然而,此方法并不适合大面积应用,在此次疑似病例的确诊工作中,也并不适用。这是因为病毒培养所需时间较长,需要的场所条件也很高(P3级实验室),时效性远远跟不上临床需要。
而核酸检测作为病原学的检测手段之一,效率很高,一般情况下几个小时就可以知道结果。因此,在此次疫情中,临床上取得病原学证据的主要方式并不是病毒培养,而是核酸检测。
核酸是遗传信息载体,是对DNA(脱氧核糖核酸)和RNA(核糖核酸)的统称。病毒则主要由遗传物质和蛋白质组成。而新型冠状病毒正是一种RNA病毒,其遗传物质是单链RNA。核酸检测的原理,正是检测在被测者的咽拭子等样本中,是否存在病毒的RNA。如果存在,说明被病毒感染。那么,我们是否已经获悉了病毒的RNA呢?

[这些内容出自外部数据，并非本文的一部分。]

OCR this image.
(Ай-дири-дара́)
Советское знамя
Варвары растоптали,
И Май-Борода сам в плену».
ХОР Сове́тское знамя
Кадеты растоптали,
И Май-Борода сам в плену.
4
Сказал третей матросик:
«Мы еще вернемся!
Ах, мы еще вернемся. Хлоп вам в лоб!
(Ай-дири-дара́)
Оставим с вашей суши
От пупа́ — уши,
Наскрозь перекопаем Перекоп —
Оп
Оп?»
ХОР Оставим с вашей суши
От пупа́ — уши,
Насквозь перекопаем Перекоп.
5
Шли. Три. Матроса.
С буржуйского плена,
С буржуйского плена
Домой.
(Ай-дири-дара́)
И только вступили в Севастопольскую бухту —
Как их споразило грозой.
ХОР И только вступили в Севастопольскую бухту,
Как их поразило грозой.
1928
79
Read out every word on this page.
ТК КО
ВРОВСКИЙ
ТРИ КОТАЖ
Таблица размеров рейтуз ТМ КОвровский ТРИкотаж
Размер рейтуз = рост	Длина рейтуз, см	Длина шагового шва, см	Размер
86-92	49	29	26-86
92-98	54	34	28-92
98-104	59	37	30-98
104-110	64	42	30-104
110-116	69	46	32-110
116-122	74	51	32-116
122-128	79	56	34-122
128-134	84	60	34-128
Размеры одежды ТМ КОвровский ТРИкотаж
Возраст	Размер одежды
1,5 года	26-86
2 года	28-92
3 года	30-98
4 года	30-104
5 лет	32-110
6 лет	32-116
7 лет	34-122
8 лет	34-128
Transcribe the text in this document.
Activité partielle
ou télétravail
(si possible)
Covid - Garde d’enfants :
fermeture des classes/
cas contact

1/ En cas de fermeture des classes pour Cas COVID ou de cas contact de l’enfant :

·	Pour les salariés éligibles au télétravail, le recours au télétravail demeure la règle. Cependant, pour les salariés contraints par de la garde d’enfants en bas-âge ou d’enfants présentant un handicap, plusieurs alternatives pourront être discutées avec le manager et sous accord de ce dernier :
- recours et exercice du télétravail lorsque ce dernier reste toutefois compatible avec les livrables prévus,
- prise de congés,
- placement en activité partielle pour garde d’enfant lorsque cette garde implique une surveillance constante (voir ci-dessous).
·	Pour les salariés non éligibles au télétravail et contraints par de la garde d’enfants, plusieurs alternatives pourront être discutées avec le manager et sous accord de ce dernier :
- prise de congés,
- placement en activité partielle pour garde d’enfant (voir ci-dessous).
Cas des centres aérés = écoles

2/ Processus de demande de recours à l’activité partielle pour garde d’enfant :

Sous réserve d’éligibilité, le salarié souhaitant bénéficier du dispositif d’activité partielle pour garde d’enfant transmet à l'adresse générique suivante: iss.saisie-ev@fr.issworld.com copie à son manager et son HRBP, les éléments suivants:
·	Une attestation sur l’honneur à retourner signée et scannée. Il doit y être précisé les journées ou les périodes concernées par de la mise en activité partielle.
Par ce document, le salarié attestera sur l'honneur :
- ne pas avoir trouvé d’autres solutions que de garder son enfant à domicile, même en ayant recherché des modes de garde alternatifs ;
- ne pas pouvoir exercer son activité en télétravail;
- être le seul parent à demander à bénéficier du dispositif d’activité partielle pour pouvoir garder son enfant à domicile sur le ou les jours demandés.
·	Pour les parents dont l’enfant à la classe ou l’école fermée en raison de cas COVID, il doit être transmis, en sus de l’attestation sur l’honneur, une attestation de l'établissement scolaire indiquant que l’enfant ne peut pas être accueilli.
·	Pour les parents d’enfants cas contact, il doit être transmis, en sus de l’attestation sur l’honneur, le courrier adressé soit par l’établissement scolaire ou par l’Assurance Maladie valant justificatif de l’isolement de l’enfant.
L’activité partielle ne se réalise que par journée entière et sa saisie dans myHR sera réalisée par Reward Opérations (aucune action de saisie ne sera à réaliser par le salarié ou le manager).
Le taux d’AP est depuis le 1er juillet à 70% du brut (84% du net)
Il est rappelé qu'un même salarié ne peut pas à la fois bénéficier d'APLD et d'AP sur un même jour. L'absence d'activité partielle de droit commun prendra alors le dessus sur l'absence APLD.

在疫情初期,中国疾病预防控制中心应用宏基因组学技术,在短时间内完成该病毒的鉴定,并获取了全基因组序列。在病毒全基因组序列公布后,实时荧光逆转录聚合酶链反应(RT-PCR)试剂被快速研发。
随后,核酸检测试剂盒被应用于临床,并为确诊新冠肺炎提供病原学证据。那么,应用试剂盒进行核酸检测,究竟是怎样的一个过程呢?
首先,检测人员需要在试剂的帮助下,将样本中的核酸提取出来。再把已经分离出来的核酸加到核酸扩增试剂中,然后将其放到核酸扩增仪内,一般两个小时内就会有结果。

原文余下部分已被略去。